#35603
Anastasios Asimakopoulos
Keymaster
    @anastasios

    Hi all. Thought I could use this to share notes from today’s drop in (not necessarily for Unit 3). Big thanks to those who could make it by the way. Here are some pointers/reminders/answers to your questions:

    1. Sorting vs shuffling – what’s the difference?

    Sorting and shuffling are two ways of rearranging our concordance lines. When we search for a word, the system presents the results in a ‘chronological’ order. In corpus terms, that means that it will show us the first instance of the word from the first text, then the second instance of the word in the same document, and so on, before it moves to the second document, third, etc. For example, if you search for the, the first 20 concordance lines will all come from the same document, since the is such a frequent word. To get results from various documents, and therefore a more representative sample, we shuffle.

    Sorting helps in the same way, but most importantly it allows us to see patterns more easily by organising the right/left contexts in an alphabetical order (see images below)

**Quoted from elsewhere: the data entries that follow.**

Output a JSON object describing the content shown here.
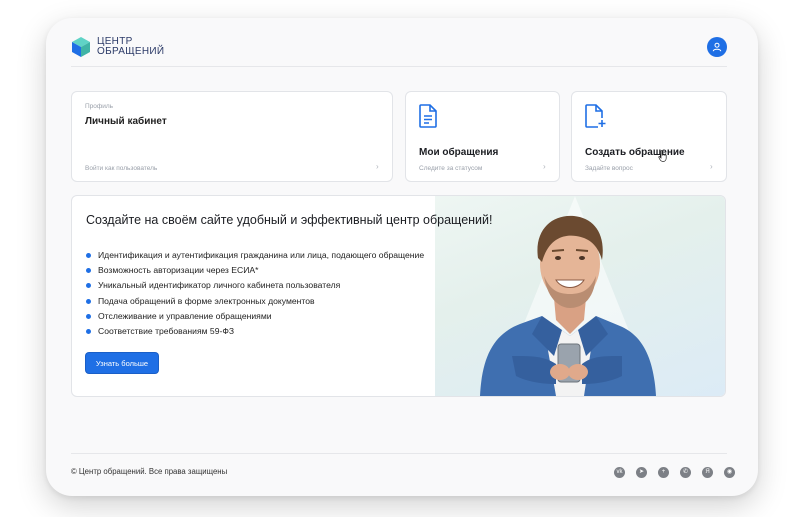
{
  "header": {
    "logo_line1": "ЦЕНТР",
    "logo_line2": "ОБРАЩЕНИЙ",
    "avatar_icon": "user-icon",
    "accent": "#1f6fe5"
  },
  "cards": [
    {
      "subtitle": "Профиль",
      "title": "Личный кабинет",
      "hint": "Войти как пользователь",
      "icon": "none"
    },
    {
      "title": "Мои обращения",
      "hint": "Следите за статусом",
      "icon": "document-icon"
    },
    {
      "title": "Создать обращение",
      "hint": "Задайте вопрос",
      "icon": "document-plus-icon"
    }
  ],
  "banner": {
    "heading": "Создайте на своём сайте удобный и эффективный центр обращений!",
    "bullets": [
      "Идентификация и аутентификация гражданина или лица, подающего обращение",
      "Возможность авторизации через ЕСИА*",
      "Уникальный идентификатор личного кабинета пользователя",
      "Подача обращений в форме электронных документов",
      "Отслеживание и управление обращениями",
      "Соответствие требованиям 59-ФЗ"
    ],
    "button_label": "Узнать больше"
  },
  "footer": {
    "copyright": "© Центр обращений. Все права защищены",
    "social_icons": [
      "vk-icon",
      "telegram-icon",
      "plus-icon",
      "whatsapp-icon",
      "yandex-icon",
      "odnoklassniki-icon"
    ]
  }
}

    2. How to search for a word at the beginning of a sentence?

    3. Narrow searches and a few results

    We also talked about how searching for two or more words makes the search a little narrower and you might not be able to find what you were looking for. For example, the phrase scientific methods occurs 15 times in the corpus and there wasn’t much to see in terms of verbs that collocate with it. I recommend using the noun methods (2,188 times); that would yield more examples and you will able to identify verbs. Looking at the collocation scientific + method, I noticed that it comes mainly from psychology, philosophy and archaeology (see link  created via Word Sketch) and some verbs are: consider, use, follow, shape, aid, etc. So, if you are looking for more variety, it’s better to search for method only.

    4. Can I create my own corpus with Sketch Engine?

    Yes, that’s possible with an institutional log in but since we are losing that (around April 2022?), we decided not to cover this on the course and focus on free corpora which we will always have access to. I recommend AntCorGen and AntConc by Laurence Antony. The first allows you to download research articles (or specific sections) from various disciplines and very specific topics. The second allows you to upload these articles and search your corpus using corpus techniques we are covering e.g. concordancing, sorting, collocations, n-grams, etc. I think we have a guide somewhere, so I can add it to list of useful resources we share at the end of course.

    Hope you find these notes helpful. Again, thank you for coming today!